I got mine from Susan as a last minute add on. The black raspberry smelled like cough syrup to us. LOL And the raspberry was the one that just wouldn't incorporate. But the coconut vanilla was very nice.


----------



## Guest (Nov 30, 2007)

I have ordered from at least three suppliers in the past and never liked any of them either.. Now i use only EO's.. just easier,,, to sweeten use Stevia that you can get at health food stores.


----------



## Becky-DixieDoesAlpines (Oct 26, 2007)

Susan's Cocount Vanilla is nice.
I use the Lorann oils from mystifyyoursenses.com
with good results.
I often mix my own blend, right now my Berries and Cream and Bubblegum are selling best.
Becky


----------



## Narrow Chance (Oct 29, 2007)

Not sure but most of the lip balm flovors burn away at a high heat rate.
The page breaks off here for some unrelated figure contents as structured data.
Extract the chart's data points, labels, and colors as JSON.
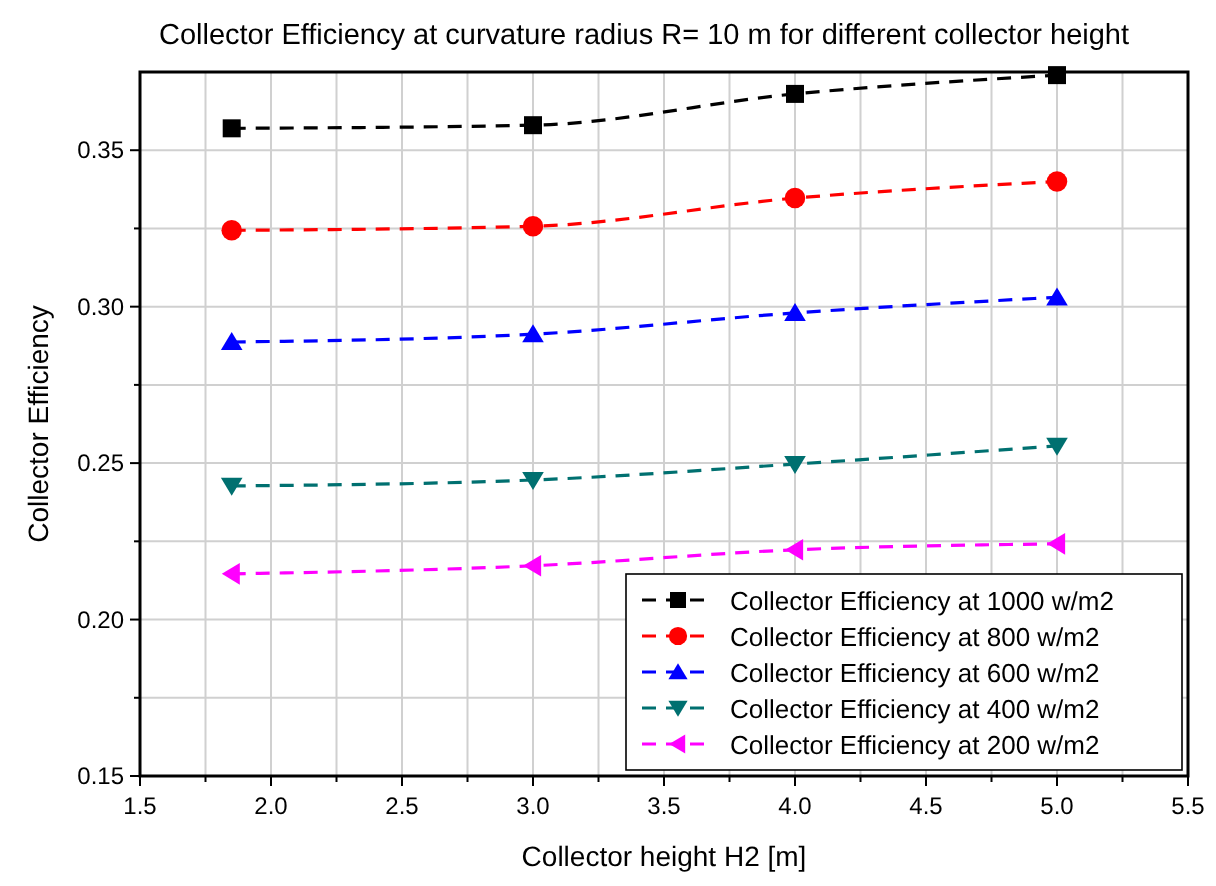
{
  "chart_data": {
    "type": "line",
    "title": "Collector Efficiency at curvature radius R= 10 m for different collector height",
    "xlabel": "Collector height H2 [m]",
    "ylabel": "Collector Efficiency",
    "x": [
      1.85,
      3.0,
      4.0,
      5.0
    ],
    "series": [
      {
        "name": "Collector Efficiency at 1000 w/m2",
        "color": "#000000",
        "marker": "square",
        "values": [
          0.357,
          0.358,
          0.368,
          0.374
        ]
      },
      {
        "name": "Collector Efficiency at 800 w/m2",
        "color": "#ff0000",
        "marker": "circle",
        "values": [
          0.3244,
          0.3257,
          0.3347,
          0.34
        ]
      },
      {
        "name": "Collector Efficiency at 600 w/m2",
        "color": "#0000ff",
        "marker": "triangle",
        "values": [
          0.2887,
          0.2912,
          0.298,
          0.303
        ]
      },
      {
        "name": "Collector Efficiency at 400 w/m2",
        "color": "#007070",
        "marker": "triangle-down",
        "values": [
          0.2427,
          0.2446,
          0.2497,
          0.2555
        ]
      },
      {
        "name": "Collector Efficiency at 200 w/m2",
        "color": "#ff00ff",
        "marker": "triangle-left",
        "values": [
          0.2146,
          0.2172,
          0.2223,
          0.2242
        ]
      }
    ],
    "xlim": [
      1.5,
      5.5
    ],
    "ylim": [
      0.15,
      0.375
    ],
    "xticks": [
      {
        "value": 1.5,
        "label": "1.5"
      },
      {
        "value": 1.75,
        "label": null
      },
      {
        "value": 2.0,
        "label": "2.0"
      },
      {
        "value": 2.25,
        "label": null
      },
      {
        "value": 2.5,
        "label": "2.5"
      },
      {
        "value": 2.75,
        "label": null
      },
      {
        "value": 3.0,
        "label": "3.0"
      },
      {
        "value": 3.25,
        "label": null
      },
      {
        "value": 3.5,
        "label": "3.5"
      },
      {
        "value": 3.75,
        "label": null
      },
      {
        "value": 4.0,
        "label": "4.0"
      },
      {
        "value": 4.25,
        "label": null
      },
      {
        "value": 4.5,
        "label": "4.5"
      },
      {
        "value": 4.75,
        "label": null
      },
      {
        "value": 5.0,
        "label": "5.0"
      },
      {
        "value": 5.25,
        "label": null
      },
      {
        "value": 5.5,
        "label": "5.5"
      }
    ],
    "yticks": [
      {
        "value": 0.15,
        "label": "0.15"
      },
      {
        "value": 0.175,
        "label": null
      },
      {
        "value": 0.2,
        "label": "0.20"
      },
      {
        "value": 0.225,
        "label": null
      },
      {
        "value": 0.25,
        "label": "0.25"
      },
      {
        "value": 0.275,
        "label": null
      },
      {
        "value": 0.3,
        "label": "0.30"
      },
      {
        "value": 0.325,
        "label": null
      },
      {
        "value": 0.35,
        "label": "0.35"
      }
    ],
    "grid": true,
    "legend": "bottom right",
    "line_style": "dashed"
  }
}
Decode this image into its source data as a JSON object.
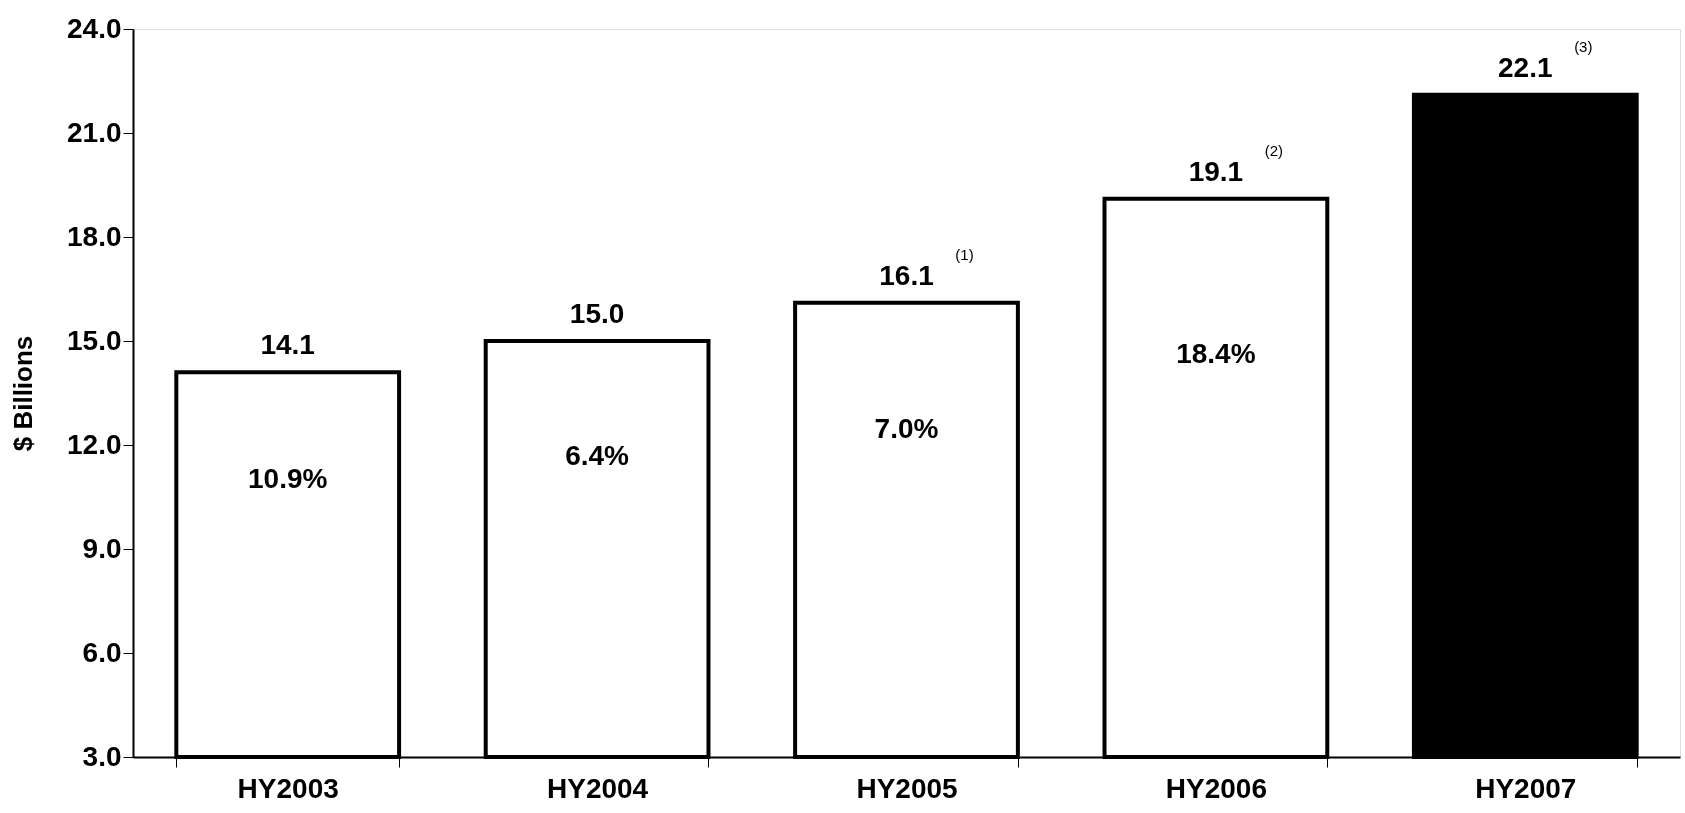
{
  "chart_data": {
    "type": "bar",
    "ylabel": "$ Billions",
    "categories": [
      "HY2003",
      "HY2004",
      "HY2005",
      "HY2006",
      "HY2007"
    ],
    "values": [
      14.1,
      15.0,
      16.1,
      19.1,
      22.1
    ],
    "colors": [
      "#ffffff",
      "#ffffff",
      "#ffffff",
      "#ffffff",
      "#000000"
    ],
    "value_labels": [
      "14.1",
      "15.0",
      "16.1",
      "19.1",
      "22.1"
    ],
    "ylim": [
      3,
      24
    ],
    "yticks": [
      {
        "value": 3,
        "label": "3.0"
      },
      {
        "value": 6,
        "label": "6.0"
      },
      {
        "value": 9,
        "label": "9.0"
      },
      {
        "value": 12,
        "label": "12.0"
      },
      {
        "value": 15,
        "label": "15.0"
      },
      {
        "value": 18,
        "label": "18.0"
      },
      {
        "value": 21,
        "label": "21.0"
      },
      {
        "value": 24,
        "label": "24.0"
      }
    ],
    "annotations": [
      "10.9%",
      "6.4%",
      "7.0%",
      "18.4%",
      "(1)",
      "(2)",
      "(3)"
    ],
    "grid": false
  }
}
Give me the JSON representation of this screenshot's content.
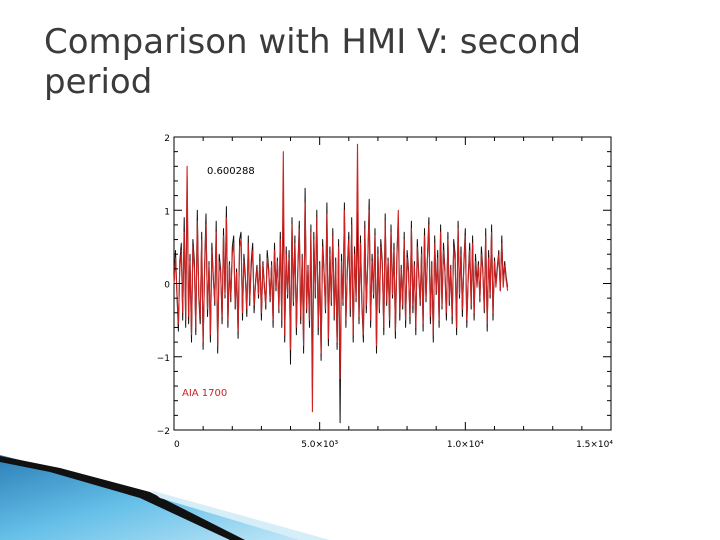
{
  "slide": {
    "title": "Comparison with HMI V: second period"
  },
  "chart_data": {
    "type": "line",
    "title": "",
    "xlabel": "",
    "ylabel": "",
    "xlim": [
      0,
      15000
    ],
    "ylim": [
      -2,
      2
    ],
    "x_ticks": [
      {
        "value": 0,
        "label": "0"
      },
      {
        "value": 5000,
        "label": "5.0×10³"
      },
      {
        "value": 10000,
        "label": "1.0×10⁴"
      },
      {
        "value": 15000,
        "label": "1.5×10⁴"
      }
    ],
    "y_ticks": [
      {
        "value": -2,
        "label": "−2"
      },
      {
        "value": -1,
        "label": "−1"
      },
      {
        "value": 0,
        "label": "0"
      },
      {
        "value": 1,
        "label": "1"
      },
      {
        "value": 2,
        "label": "2"
      }
    ],
    "grid": false,
    "annotations": [
      {
        "text": "0.600288",
        "color": "#000000"
      },
      {
        "text": "AIA 1700",
        "color": "#cc2222"
      }
    ],
    "x_step": 50,
    "series": [
      {
        "name": "",
        "color": "#111111",
        "values": [
          0.0,
          0.45,
          -0.15,
          -0.65,
          0.3,
          0.55,
          -0.5,
          0.9,
          -0.6,
          1.45,
          -0.55,
          0.4,
          -0.8,
          0.6,
          0.3,
          -0.7,
          1.0,
          -0.2,
          -0.55,
          0.7,
          -0.9,
          0.25,
          0.95,
          -0.45,
          0.3,
          -0.8,
          0.55,
          0.1,
          -0.3,
          0.85,
          -0.95,
          0.4,
          0.2,
          -0.55,
          0.75,
          -0.2,
          1.05,
          -0.6,
          0.3,
          -0.25,
          0.5,
          0.65,
          -0.35,
          0.2,
          -0.75,
          0.6,
          0.7,
          -0.5,
          0.4,
          0.1,
          -0.45,
          0.65,
          -0.3,
          0.3,
          0.55,
          -0.4,
          0.05,
          0.25,
          -0.2,
          0.4,
          -0.5,
          0.3,
          0.0,
          -0.35,
          0.45,
          0.2,
          -0.25,
          0.3,
          -0.6,
          0.55,
          -0.1,
          0.35,
          -0.4,
          0.7,
          -0.6,
          1.2,
          -0.8,
          0.5,
          -0.2,
          0.45,
          -1.1,
          0.9,
          -0.3,
          0.65,
          -0.7,
          0.2,
          0.85,
          -0.55,
          0.4,
          -0.95,
          1.3,
          -0.4,
          0.25,
          -0.6,
          0.8,
          -1.4,
          0.7,
          -0.2,
          1.0,
          -0.7,
          0.3,
          -1.05,
          0.6,
          0.2,
          -0.4,
          1.1,
          -0.85,
          0.5,
          -0.3,
          0.75,
          -0.5,
          0.35,
          -0.9,
          0.6,
          -1.9,
          0.4,
          -0.3,
          1.1,
          -0.6,
          0.2,
          0.7,
          -0.45,
          0.9,
          -0.8,
          0.5,
          -0.25,
          1.0,
          -0.55,
          0.65,
          -0.3,
          -0.8,
          0.85,
          -0.4,
          0.3,
          1.15,
          -0.6,
          0.4,
          -0.2,
          0.75,
          -0.95,
          0.5,
          -0.4,
          0.6,
          0.3,
          -0.7,
          0.95,
          -0.3,
          0.35,
          -0.6,
          0.8,
          -0.2,
          0.55,
          -0.75,
          0.4,
          0.9,
          -0.5,
          0.25,
          -0.35,
          0.7,
          -0.6,
          0.45,
          0.2,
          -0.55,
          0.85,
          -0.4,
          0.3,
          -0.7,
          0.6,
          0.15,
          -0.3,
          0.5,
          -0.65,
          0.75,
          -0.25,
          0.4,
          0.9,
          -0.55,
          0.3,
          -0.8,
          0.65,
          -0.15,
          0.45,
          -0.6,
          0.8,
          -0.35,
          0.55,
          0.2,
          -0.5,
          0.7,
          -0.3,
          0.25,
          -0.55,
          0.6,
          0.4,
          -0.7,
          0.85,
          -0.2,
          0.5,
          -0.45,
          0.3,
          0.75,
          -0.6,
          0.1,
          0.55,
          -0.35,
          0.65,
          -0.5,
          0.4,
          0.0,
          0.3,
          -0.25,
          0.5,
          0.2,
          -0.4,
          0.75,
          -0.65,
          0.45,
          -0.2,
          0.8,
          -0.5,
          0.35,
          0.0,
          0.25,
          0.45,
          -0.1,
          0.65,
          0.0,
          0.3,
          0.1,
          -0.05
        ]
      },
      {
        "name": "AIA 1700",
        "color": "#cc2222",
        "values": [
          0.0,
          0.35,
          -0.1,
          -0.55,
          0.2,
          0.45,
          -0.4,
          0.7,
          -0.5,
          1.6,
          -0.45,
          0.3,
          -0.7,
          0.5,
          0.2,
          -0.6,
          0.85,
          -0.15,
          -0.45,
          0.6,
          -0.8,
          0.15,
          0.8,
          -0.35,
          0.25,
          -0.7,
          0.45,
          0.05,
          -0.25,
          0.7,
          -0.85,
          0.3,
          0.15,
          -0.45,
          0.65,
          -0.15,
          0.9,
          -0.5,
          0.25,
          -0.2,
          0.4,
          0.55,
          -0.3,
          0.15,
          -0.65,
          0.5,
          0.6,
          -0.4,
          0.3,
          0.05,
          -0.35,
          0.55,
          -0.25,
          0.2,
          0.45,
          -0.3,
          0.0,
          0.2,
          -0.15,
          0.3,
          -0.4,
          0.25,
          -0.05,
          -0.3,
          0.35,
          0.15,
          -0.2,
          0.25,
          -0.5,
          0.45,
          -0.05,
          0.3,
          -0.35,
          0.6,
          -0.5,
          1.8,
          -0.7,
          0.4,
          -0.15,
          0.35,
          -0.9,
          0.8,
          -0.25,
          0.55,
          -0.6,
          0.15,
          0.75,
          -0.45,
          0.35,
          -0.85,
          1.1,
          -0.35,
          0.2,
          -0.5,
          0.7,
          -1.75,
          0.6,
          -0.15,
          0.9,
          -0.6,
          0.25,
          -0.95,
          0.5,
          0.15,
          -0.35,
          0.95,
          -0.75,
          0.4,
          -0.25,
          0.65,
          -0.45,
          0.3,
          -0.8,
          0.5,
          -1.3,
          0.3,
          -0.25,
          1.0,
          -0.5,
          0.15,
          0.6,
          -0.35,
          0.8,
          -0.7,
          0.4,
          -0.2,
          1.9,
          -0.45,
          0.55,
          -0.25,
          -0.7,
          0.75,
          -0.3,
          0.25,
          1.0,
          -0.5,
          0.3,
          -0.15,
          0.65,
          -0.85,
          0.4,
          -0.35,
          0.5,
          0.25,
          -0.6,
          0.85,
          -0.25,
          0.3,
          -0.5,
          0.7,
          -0.15,
          0.45,
          -0.65,
          0.35,
          1.0,
          -0.4,
          0.2,
          -0.3,
          0.6,
          -0.5,
          0.35,
          0.15,
          -0.45,
          0.75,
          -0.3,
          0.25,
          -0.6,
          0.5,
          0.1,
          -0.25,
          0.4,
          -0.55,
          0.65,
          -0.2,
          0.35,
          0.8,
          -0.45,
          0.25,
          -0.7,
          0.55,
          -0.1,
          0.35,
          -0.5,
          0.7,
          -0.3,
          0.45,
          0.15,
          -0.4,
          0.6,
          -0.25,
          0.2,
          -0.45,
          0.5,
          0.3,
          -0.6,
          0.75,
          -0.15,
          0.4,
          -0.35,
          0.25,
          0.65,
          -0.5,
          0.05,
          0.45,
          -0.3,
          0.55,
          -0.4,
          0.3,
          -0.05,
          0.25,
          -0.2,
          0.4,
          0.15,
          -0.35,
          0.65,
          -0.55,
          0.35,
          -0.15,
          0.7,
          -0.4,
          0.3,
          -0.05,
          0.2,
          0.4,
          -0.1,
          0.55,
          -0.05,
          0.25,
          0.05,
          -0.1
        ]
      }
    ]
  }
}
Or at least mine did until I read somewhere to let it cool a bit. 
Course.. some more seasoned balmers could help I am sure.


----------



## NubianSoaps.com (Oct 26, 2007)

And you might want to just start your lipbalm experience with a premade base like herbalsoapbyrj.com and one of her flavor oils samplers that you can pick 3 or 4 different ones for one low price. She also sells cute see-through snappy compact containers for lip balm so you don't have to pour tubes your first time. They fit perfectly in tiny ziplock found in the craft section at Wallmart and a business card with the info on it and the lip balm fit perfectly...no labeling issues. Then if they sell, make your own, add tubes, start labeling.

I only use vanilla extract and stevia now, I used to make a lot of flavors including peanut butter cups, sold them recently for shipping to someone else on the forum. All the scents become addiciting. I got $3 for mine and sell them easily. Just remember less is more with the flavoring oil, most don't like them because they use too much. Always weigh out how much you are melting and put drops of flavoring in it so you can duplicate it exactly each time. Some will burn your lips if you put in to much, and most taste nasty with too much in them. It's the perfect project for young ones. Vicki


----------



## GallopingGoats (Oct 28, 2007)

yeah, she is motivated by money so this will be perfect to show her that you really do have to do math in real life. Homeschooling at it's best. She comes with me sometimes and counts change back to people. She is 12 but a little backwards. I think this will be a good project for her. What usage rate do you use for the vanilla and is it o.k. to use real vanilla? Usage for the EO as well. I already ordered tubes so I figured on pouring them from a pyrext measuring cup. Is there a better way? Thanks for all of the advice. Shannon


----------



## Sondra (Oct 25, 2007)

I would get a tiny funnel when pouring in tubes


----------



## NubianSoaps.com (Oct 26, 2007)

She won't be able to pour tubes. This little bubble comes up and you have to repour. If you are going to do it anyway, put a big handful of them together and rubberband them so they stand up. I make my lipbalm in bulk, so say I scoop out 2 cups to melt in the microwave to pour, I put a tiny drop of stevia and then about a teaspoon of pure vanilla extract. Stir really well and let it set up in the cup, then I taste it. Too strong add more base. I have never used EO's. Vicki


----------



## kidsngarden (Oct 28, 2007)

Yes, Wsp is wholesale supplies plus.

I pour into tubes with a two cup pyrex measuring cup just fine. Sometimes I have to nuke it a little to get it fowing right again.

Raspberry is pretty nasty - cough syrupy. I think I was using too much, but even cutting way back it was Gross. And the WSP sweetened didn't seem sweet at all to I tried adding sweetener, but I think it was too much.

Yes, eo's for me thanks!

Bethany


----------



## DostThouHaveMilk (Oct 25, 2007)

Bumping this back up.
So if one can use Vanilla Extract, what about the other Extracts available? Like Strawberry, Rum, etc? Are these useable as well?


----------